Dr. Mikaëlle Williams is a third-year orthodontic resident at the Georgia School of Orthodontics in Atlanta. She's building a consulting practice on the side — one where general dentists submit complex cases and she provides a structured written treatment plan in 24-48 hours.
The model is genuinely interesting. The traditional referral system means the general dentist loses the patient relationship entirely. Dr. Williams' version keeps the dentist as the primary provider and adds orthodontic expertise behind the scenes. It's a better workflow for everyone involved — the dentist, the patient, and the specialist.
She also mentors pre-dental and dental students pursuing orthodontics. Two audiences, one person, one site.
She needed something that looked as credible as her credentials before she could start operating. That was the job.

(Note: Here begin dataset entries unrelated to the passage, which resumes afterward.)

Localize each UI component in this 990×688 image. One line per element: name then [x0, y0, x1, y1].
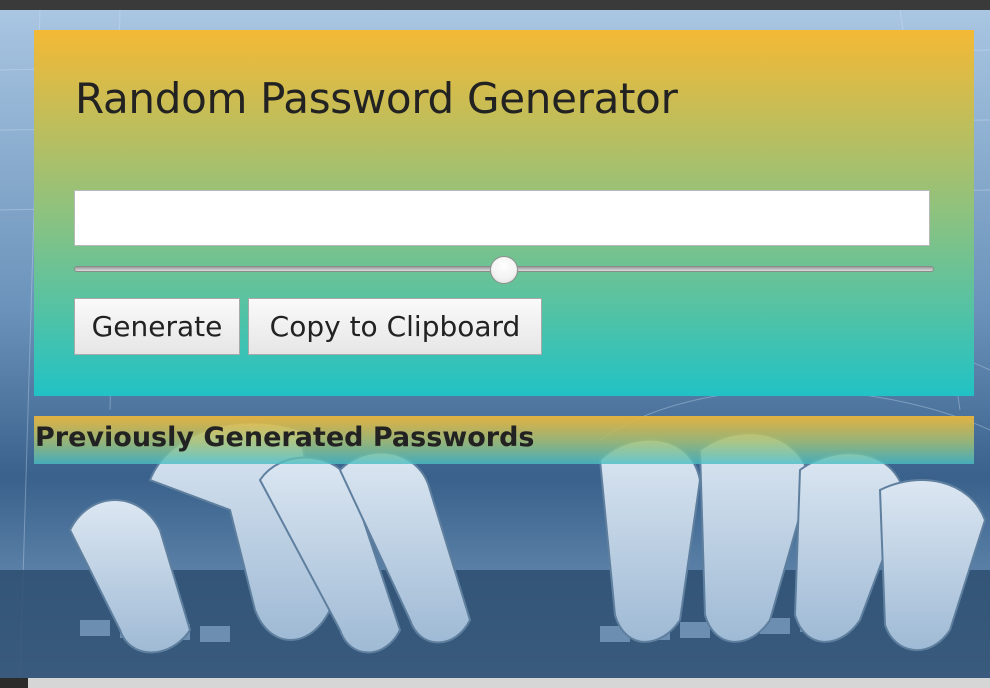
history-section: Previously Generated Passwords [34, 416, 974, 464]
generator-card: Random Password Generator Generate Copy … [34, 30, 974, 396]
password-output-field[interactable] [74, 190, 930, 246]
length-slider[interactable] [74, 256, 934, 284]
window-bottom-edge [28, 678, 990, 688]
history-heading: Previously Generated Passwords [35, 422, 535, 453]
copy-to-clipboard-button[interactable]: Copy to Clipboard [248, 298, 542, 355]
page-viewport: Random Password Generator Generate Copy … [0, 10, 990, 678]
slider-thumb[interactable] [490, 256, 518, 284]
window-top-edge [0, 0, 990, 10]
generate-button[interactable]: Generate [74, 298, 240, 355]
page-title: Random Password Generator [75, 74, 678, 123]
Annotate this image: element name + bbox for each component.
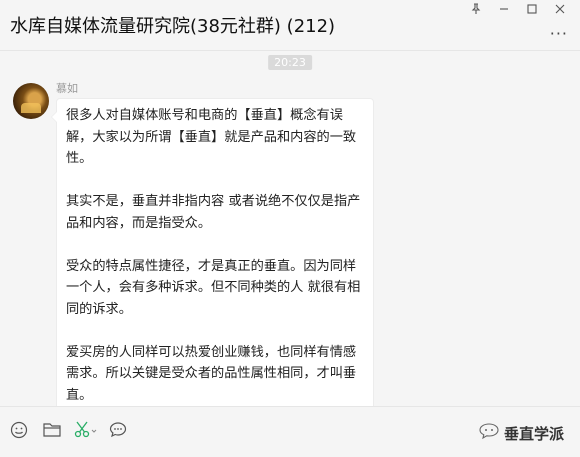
- message-timestamp: 20:23: [268, 55, 312, 70]
- minimize-icon[interactable]: [490, 0, 518, 18]
- pin-icon[interactable]: [462, 0, 490, 18]
- chat-area: 20:23 慕如 很多人对自媒体账号和电商的【垂直】概念有误解，大家以为所谓【垂…: [0, 51, 580, 415]
- message-paragraph: 其实不是，垂直并非指内容 或者说绝不仅仅是指产品和内容，而是指受众。: [66, 194, 361, 231]
- more-icon[interactable]: ···: [550, 24, 568, 43]
- avatar[interactable]: [13, 83, 49, 119]
- message-bubble[interactable]: 很多人对自媒体账号和电商的【垂直】概念有误解，大家以为所谓【垂直】就是产品和内容…: [51, 98, 374, 415]
- message-paragraph: 很多人对自媒体账号和电商的【垂直】概念有误解，大家以为所谓【垂直】就是产品和内容…: [66, 108, 357, 166]
- maximize-icon[interactable]: [518, 0, 546, 18]
- input-toolbar: 垂直学派: [0, 406, 580, 457]
- window-controls: [462, 0, 574, 18]
- close-icon[interactable]: [546, 0, 574, 18]
- emoji-icon[interactable]: [8, 419, 30, 441]
- chat-title: 水库自媒体流量研究院(38元社群) (212): [10, 16, 336, 37]
- scissors-icon[interactable]: [73, 419, 99, 441]
- chat-bubble-icon[interactable]: [107, 419, 129, 441]
- watermark: 垂直学派: [478, 422, 564, 444]
- sender-name: 慕如: [56, 82, 78, 95]
- watermark-logo-icon: [478, 422, 500, 444]
- message-paragraph: 受众的特点属性捷径，才是真正的垂直。因为同样一个人，会有多种诉求。但不同种类的人…: [66, 258, 361, 317]
- watermark-text: 垂直学派: [503, 424, 564, 443]
- title-bar: 水库自媒体流量研究院(38元社群) (212) ···: [0, 0, 580, 51]
- message-paragraph: 爱买房的人同样可以热爱创业赚钱，也同样有情感需求。所以关键是受众者的品性属性相同…: [66, 344, 357, 403]
- folder-icon[interactable]: [41, 419, 63, 441]
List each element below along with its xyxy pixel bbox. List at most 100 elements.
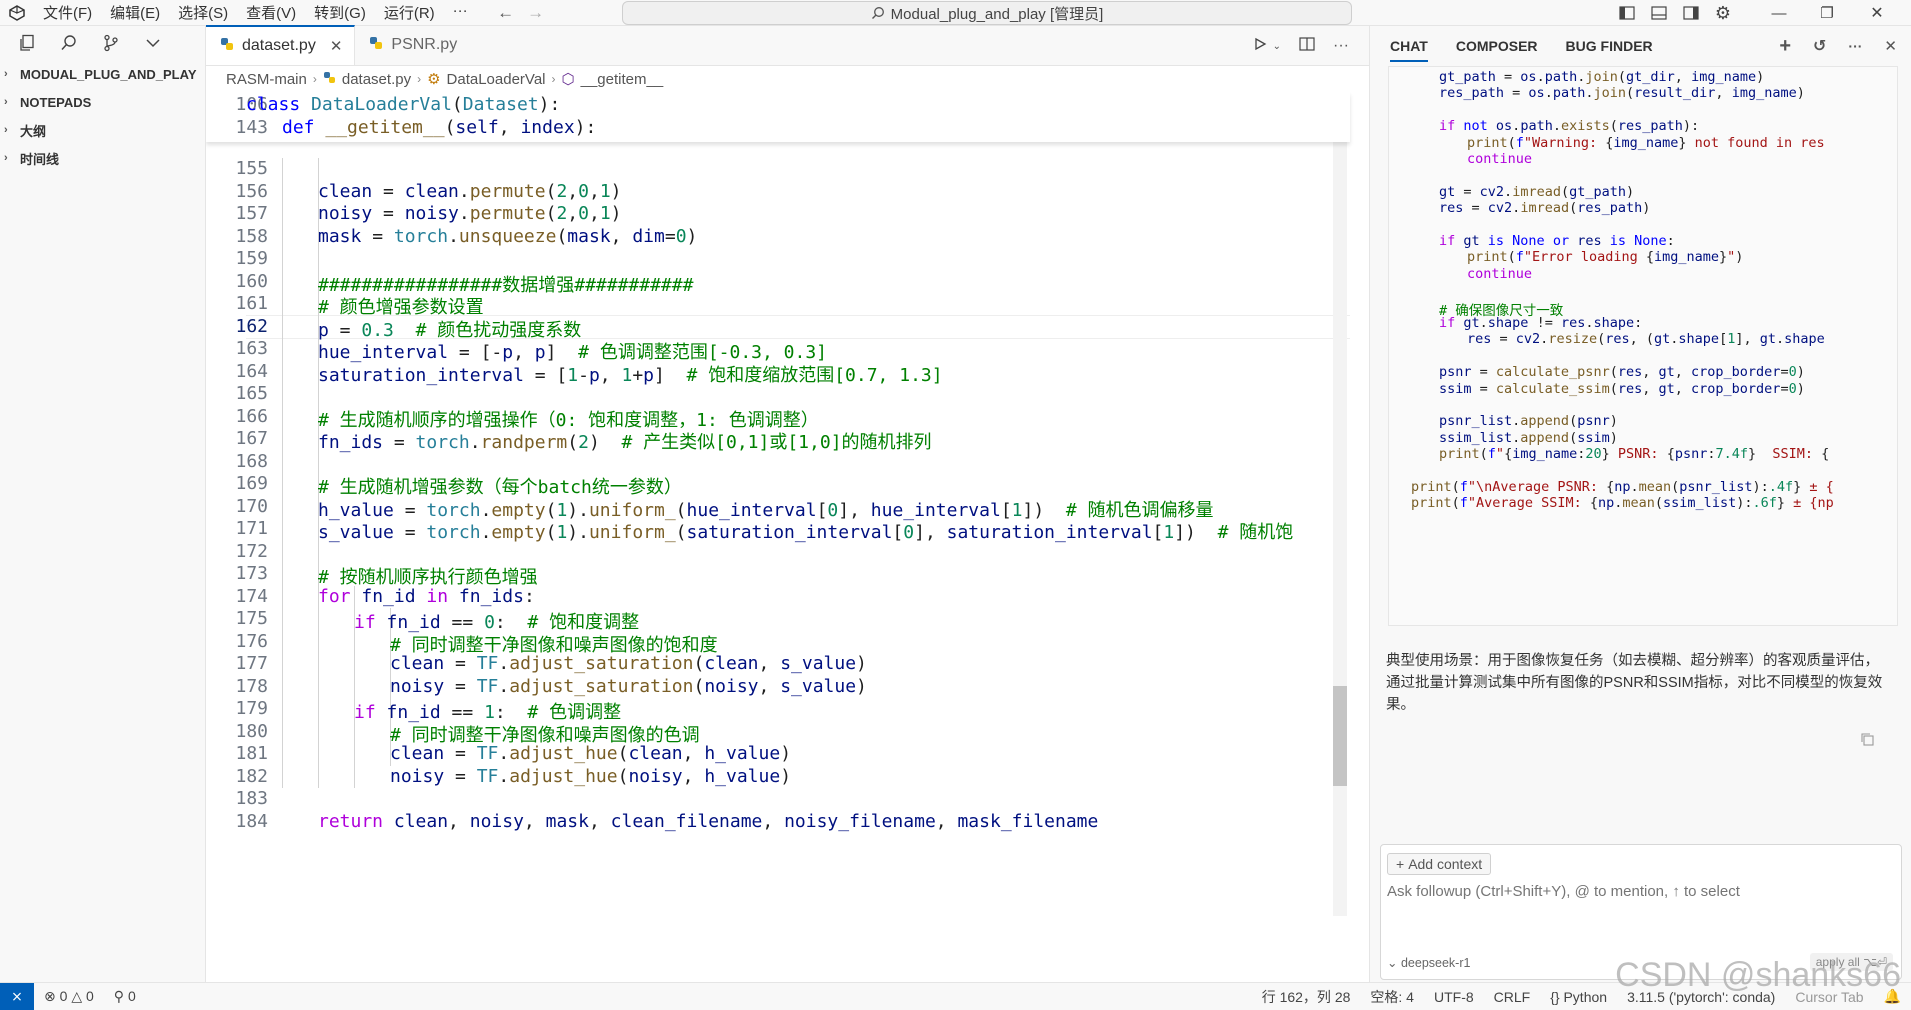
code-token: (: [1597, 331, 1606, 348]
code-token: =: [1780, 364, 1789, 381]
menu-item-0[interactable]: 文件(F): [34, 2, 101, 23]
code-line: return clean, noisy, mask, clean_filenam…: [318, 811, 1098, 832]
sidebar-section-2[interactable]: › 大纲: [0, 116, 205, 144]
breadcrumb-method[interactable]: __getitem__: [581, 71, 664, 88]
sidebar-section-label: 大纲: [20, 123, 47, 139]
code-token: =: [393, 522, 427, 543]
tab-composer[interactable]: COMPOSER: [1456, 38, 1538, 54]
line-number: 172: [235, 540, 268, 562]
breadcrumb-class[interactable]: DataLoaderVal: [447, 71, 546, 88]
code-token: adjust_saturation: [509, 653, 694, 674]
toggle-panel-icon[interactable]: [1644, 0, 1674, 26]
sidebar-section-0[interactable]: › MODUAL_PLUG_AND_PLAY: [0, 60, 205, 88]
code-token: 1: [567, 364, 579, 386]
code-token: (: [444, 117, 456, 138]
menu-item-6[interactable]: ···: [444, 2, 477, 23]
code-token: gt: [1658, 364, 1675, 381]
code-token: append: [1520, 413, 1570, 430]
add-context-button[interactable]: + Add context: [1387, 853, 1492, 875]
ports-indicator[interactable]: ⚲ 0: [104, 988, 146, 1005]
toggle-secondary-sidebar-icon[interactable]: [1676, 0, 1706, 26]
tab-bug-finder[interactable]: BUG FINDER: [1566, 38, 1653, 54]
code-token: noisy: [318, 203, 373, 224]
run-icon[interactable]: [1253, 37, 1267, 56]
code-token: res: [1577, 233, 1602, 249]
menu-item-3[interactable]: 查看(V): [237, 2, 305, 23]
breadcrumb-folder[interactable]: RASM-main: [226, 71, 307, 88]
more-actions-icon[interactable]: ···: [1333, 37, 1349, 55]
code-token: imread: [1520, 200, 1570, 217]
chat-code-line: if gt is None or res is None:: [1439, 233, 1675, 249]
breadcrumb-file[interactable]: dataset.py: [342, 71, 411, 88]
tab-chat[interactable]: CHAT: [1390, 38, 1428, 62]
forward-arrow-icon[interactable]: →: [521, 3, 551, 23]
more-actions-icon[interactable]: ···: [1848, 38, 1862, 54]
code-token: (: [545, 203, 557, 224]
history-icon[interactable]: ↺: [1813, 36, 1826, 56]
code-token: .4f: [1768, 479, 1794, 495]
tab-psnr-py[interactable]: PSNR.py: [355, 25, 469, 65]
command-center-search[interactable]: Modual_plug_and_play [管理员]: [622, 1, 1352, 25]
code-token: ): [1642, 200, 1651, 217]
line-number: 160: [235, 270, 268, 292]
close-tab-icon[interactable]: ✕: [330, 37, 343, 55]
chat-code-line: res_path = os.path.join(result_dir, img_…: [1439, 85, 1805, 101]
run-dropdown-chevron-icon[interactable]: ⌄: [1273, 41, 1281, 52]
language-mode[interactable]: {} Python: [1540, 989, 1617, 1005]
cursor-position[interactable]: 行 162，列 28: [1252, 987, 1361, 1007]
editor-scroll-thumb[interactable]: [1333, 686, 1347, 786]
source-control-icon[interactable]: [102, 34, 120, 52]
code-token: self: [455, 117, 499, 138]
code-token: [: [892, 522, 904, 543]
code-line: mask = torch.unsqueeze(mask, dim=0): [318, 226, 697, 247]
copy-icon[interactable]: [1860, 732, 1874, 751]
close-panel-icon[interactable]: ✕: [1884, 37, 1897, 55]
chevron-down-icon[interactable]: [144, 34, 162, 52]
back-arrow-icon[interactable]: ←: [491, 3, 521, 23]
code-token: (: [1609, 118, 1618, 135]
tab-dataset-py[interactable]: dataset.py ✕: [206, 25, 356, 65]
warning-count: 0: [85, 988, 94, 1004]
explorer-files-icon[interactable]: [18, 34, 36, 52]
code-token: f: [1515, 134, 1524, 151]
toggle-primary-sidebar-icon[interactable]: [1612, 0, 1642, 26]
menu-item-2[interactable]: 选择(S): [169, 2, 237, 23]
indentation[interactable]: 空格: 4: [1360, 987, 1424, 1007]
model-select[interactable]: ⌄ deepseek-r1: [1387, 955, 1470, 970]
split-editor-icon[interactable]: [1299, 36, 1315, 56]
sidebar-section-1[interactable]: › NOTEPADS: [0, 88, 205, 116]
sticky-scroll-header[interactable]: 106 class DataLoaderVal(Dataset): 143 def _…: [206, 92, 1350, 142]
code-editor[interactable]: 155 156 clean = clean.permute(2,0,1) 157 noi…: [206, 92, 1369, 982]
followup-input[interactable]: [1387, 883, 1892, 900]
menu-item-1[interactable]: 编辑(E): [101, 2, 169, 23]
chat-code-line: if gt.shape != res.shape:: [1439, 315, 1642, 331]
code-token: =: [664, 225, 676, 247]
line-number: 176: [235, 630, 268, 652]
settings-gear-icon[interactable]: ⚙: [1708, 0, 1738, 26]
code-token: 2: [556, 203, 568, 224]
new-chat-plus-icon[interactable]: +: [1779, 35, 1791, 58]
encoding[interactable]: UTF-8: [1424, 989, 1484, 1005]
code-token: (: [545, 180, 557, 202]
code-token: 0: [675, 225, 687, 247]
menu-item-5[interactable]: 运行(R): [375, 2, 444, 23]
close-window-icon[interactable]: ✕: [1862, 0, 1892, 26]
chevron-right-icon: ›: [417, 72, 422, 86]
menu-item-4[interactable]: 转到(G): [305, 2, 375, 23]
line-number: 170: [235, 495, 268, 517]
sidebar-section-3[interactable]: › 时间线: [0, 144, 205, 172]
code-token: h_value: [704, 743, 781, 764]
end-of-line[interactable]: CRLF: [1484, 989, 1541, 1005]
problems-indicator[interactable]: ⊗ 0 △ 0: [34, 988, 104, 1005]
minimize-icon[interactable]: —: [1764, 0, 1794, 26]
search-icon[interactable]: [60, 34, 78, 52]
code-token: .: [498, 743, 510, 764]
code-token: mask: [318, 225, 362, 247]
restore-icon[interactable]: ❐: [1812, 0, 1842, 26]
app-logo-icon: [0, 0, 34, 26]
remote-indicator-icon[interactable]: ⨯: [0, 982, 34, 1010]
editor-scrollbar[interactable]: [1333, 116, 1347, 916]
code-token: ): [780, 743, 792, 764]
code-token: !=: [1528, 315, 1561, 331]
line-number: 143: [235, 117, 268, 138]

Frontend-first. Backend later. Consciously.
The case submission form at /case-review is fully built — three-step flow, drag-and-drop file uploads up to 10MB, DICOM support for X-rays, React Hook Form with Zod validation, clean error states throughout. It looks and behaves like a real clinical submission tool.
The backend is a shell. The API route logs to console. Resend is configured but commented out. Supabase storage is not wired for file persistence. There is no Stripe integration — the copy references per-case billing on plan delivery but there is no checkout flow yet.

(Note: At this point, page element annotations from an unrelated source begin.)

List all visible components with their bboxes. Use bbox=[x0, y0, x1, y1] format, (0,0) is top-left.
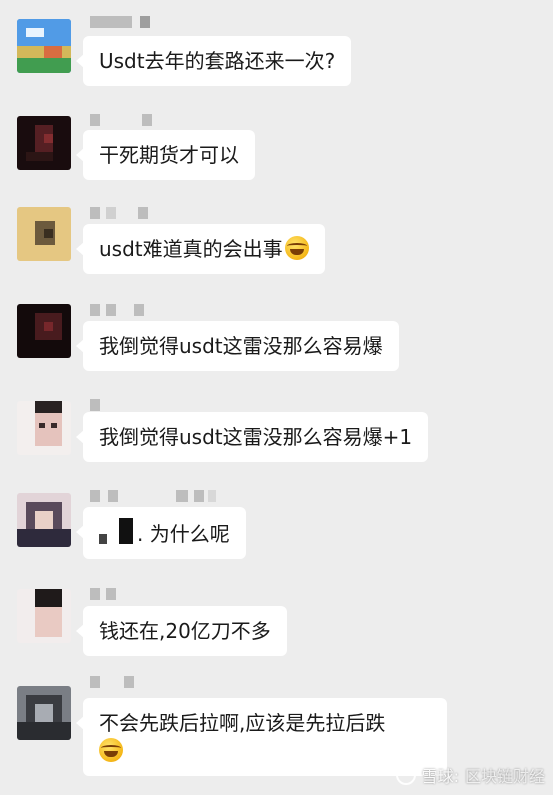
message-bubble[interactable]: usdt难道真的会出事 bbox=[76, 224, 325, 274]
avatar[interactable] bbox=[17, 589, 71, 643]
message-text: 我倒觉得usdt这雷没那么容易爆 bbox=[99, 334, 383, 358]
message-text: Usdt去年的套路还来一次? bbox=[99, 49, 336, 73]
message-bubble[interactable]: 不会先跌后拉啊,应该是先拉后跌 bbox=[76, 698, 447, 776]
chat-screen: { "messages": [ {"text": "Usdt去年的套路还来一次?… bbox=[0, 0, 553, 795]
message-text: 钱还在,20亿刀不多 bbox=[99, 619, 271, 643]
avatar[interactable] bbox=[17, 19, 71, 73]
watermark-left: 雪球: bbox=[421, 767, 459, 786]
message-text: usdt难道真的会出事 bbox=[99, 237, 283, 261]
snowball-logo-icon bbox=[395, 765, 416, 785]
message-text: 干死期货才可以 bbox=[99, 143, 239, 167]
avatar[interactable] bbox=[17, 304, 71, 358]
message-bubble[interactable]: Usdt去年的套路还来一次? bbox=[75, 36, 352, 86]
rolling-laughing-emoji bbox=[284, 236, 309, 260]
avatar[interactable] bbox=[17, 686, 71, 740]
tears-of-joy-emoji bbox=[99, 738, 123, 762]
watermark-right: 区块链财经 bbox=[464, 767, 545, 786]
redacted-mention bbox=[99, 534, 107, 544]
message-text: . 为什么呢 bbox=[137, 522, 230, 546]
message-bubble[interactable]: 钱还在,20亿刀不多 bbox=[76, 606, 287, 656]
avatar[interactable] bbox=[17, 401, 71, 455]
watermark-footer: 雪球: 区块链财经 bbox=[395, 763, 545, 787]
message-text: 不会先跌后拉啊,应该是先拉后跌 bbox=[99, 711, 386, 735]
message-bubble[interactable]: 我倒觉得usdt这雷没那么容易爆 bbox=[76, 321, 399, 371]
message-bubble[interactable]: 我倒觉得usdt这雷没那么容易爆+1 bbox=[75, 412, 429, 462]
avatar[interactable] bbox=[17, 116, 71, 170]
message-text: 我倒觉得usdt这雷没那么容易爆+1 bbox=[99, 425, 413, 449]
redacted-mention bbox=[119, 518, 133, 544]
avatar[interactable] bbox=[17, 207, 71, 261]
message-bubble[interactable]: . 为什么呢 bbox=[76, 507, 246, 559]
avatar[interactable] bbox=[17, 493, 71, 547]
message-bubble[interactable]: 干死期货才可以 bbox=[76, 130, 255, 180]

This was a deliberate call, not an oversight. A consulting practice targeting dentists needs to look credible before it can ask anyone to submit a real patient case. The presentation layer needed to be done first. The plumbing comes next.
What I'd do differently: stub the backend with real endpoints earlier, even if they're not fully wired. Logging to console means you can't actually test the delivery pipeline until the integration work is done. A Supabase insert with a placeholder email would have been 30 minutes of work that would have made the backend phase easier.
The mentorship side was the interesting structural decision. Pre-dental and dental students are a completely different audience from general dentists submitting cases. Different problems, different language, different entry points.
The options were: separate domain, separate section, or something in between.
We went with a sticky side-tab — a “for students” label that slides in on every page and links to /mentorship. It does not interrupt the primary flow for dentists, but it's always visible for anyone who arrives from a different context.
The trade-off: the sticky tab is a pattern interrupt. A dentist who has already decided to submit a case does not need to be reminded about student mentorship on every page. Worth watching whether it creates friction as real traffic comes in.
Deep forest green as the primary color — credible, clinical without feeling cold, distinct from the sea of blue that dominates healthcare. The off-white background and serif typography push it toward a private practice feel rather than a hospital or insurance company. That positioning is intentional. Dr. Williams is a specialist you hire directly, not a system you navigate.
The handwritten annotations on the three-step process cards — “upload here”, “fast turnaround”, “complete plan” — are doing real work. They soften what could read as a clinical, formal process and make it feel like Dr. Williams personally annotated the explainer.
The credential timeline lays out her educational background horizontally rather than as a bulleted CV. For a professional services site where credentials are the product, this presentation does more work than a paragraph would.
The backend integration work is the obvious next phase: wire Resend for confirmation and notification emails, connect Supabase storage for file upload persistence, build the case management dashboard, implement Stripe for per-case billing, add admin auth.
The mentorship booking flow is also manual — contact form to request a session. A simple booking integration would close that loop.
Greenfield from create-next-app on March 15, 2026. First commit to live site in under two weeks. The site cannot process real cases yet but it looks like it can, which was the goal.